Salomao lives in a shantytown that surrounds the city of Lubango in Angola, southern Africa from where I’m writing at this moment. Salomao’s family is in crisis. His youngest child Elena, three-years old, started vomiting and passing bloody diarrhea. Her two older siblings began shivering from high fever. Salomao’s wife, disfigured and disabled from polio, attempted to get next to and comfort them by sliding her body across the dirt floor of their one-room, tin roof house.

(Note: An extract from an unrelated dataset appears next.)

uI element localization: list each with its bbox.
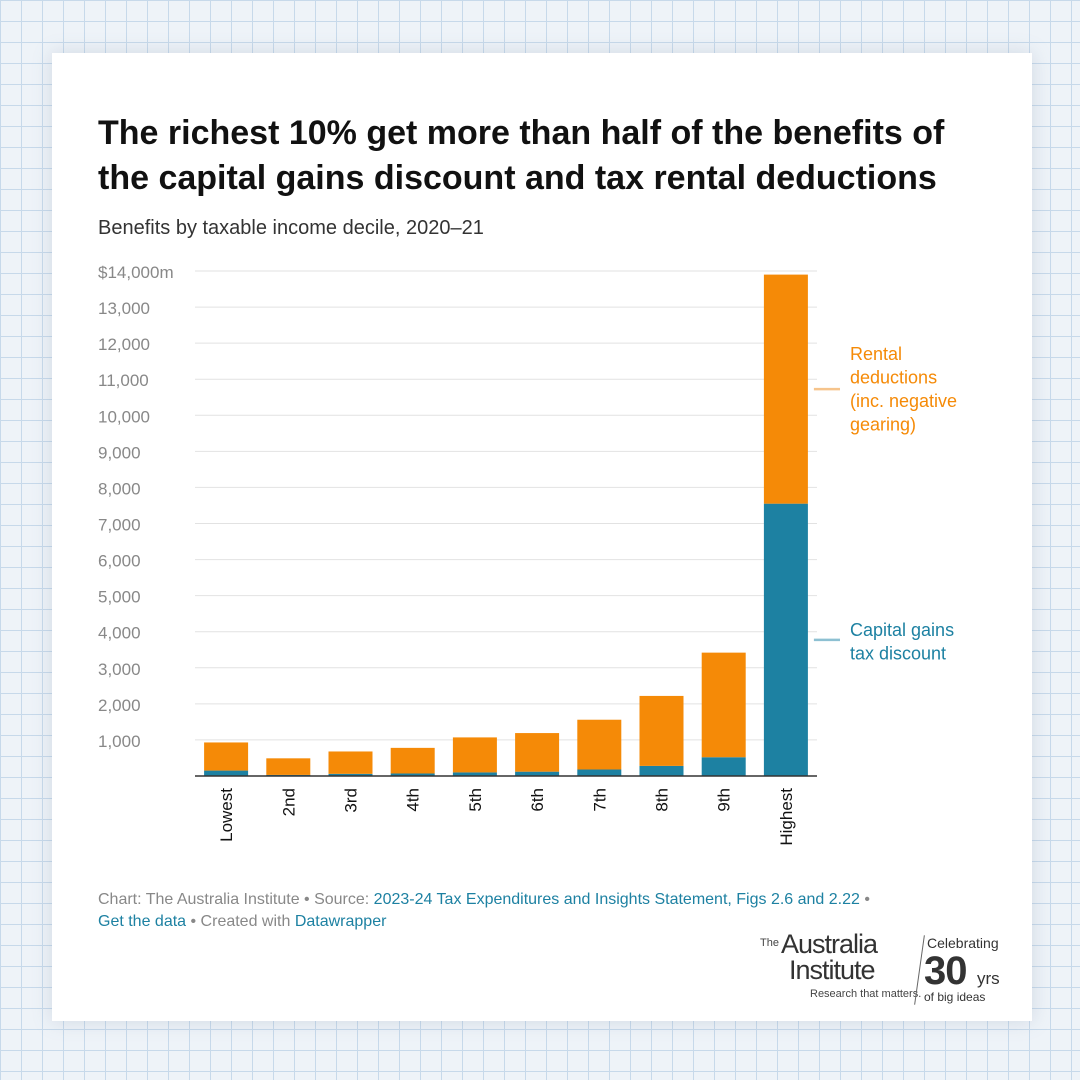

Salomao, desperate to find treatment for his children, entered the dense neighborhood of shoddy-built homes, separated by footpaths and streams of tainted water. Salomao went first to the pharmacy, but was turned away. Caring for his sick kids, Salomao has not worked in five days and had no money to purchase medicine. He next stoped at the local dispensary, but found it boarded up. Salomao, empty handed, reentered his congested community, passing neighbors who described with alarm how fever and diarrhea are spreading among their children, too.
Worldwide the number of urban poor, like the Salomao family, is increasing steadily. Later in the day, Salomao arrived at the Lubango Evangelical Medical Center – an INMED Training Site – where little Elena and her siblings were treated successfully. But stopping acute disease alone is never sufficient.
An effective, widely accepted strategy for improving urban public health includes efforts to increase literacy and general education, provide jobs and economic growth, and the most effective interventions to promote health and prevent death and disability. Relief from disease among the urban poor like Salomao will require comprehensive, sustained improvements like these.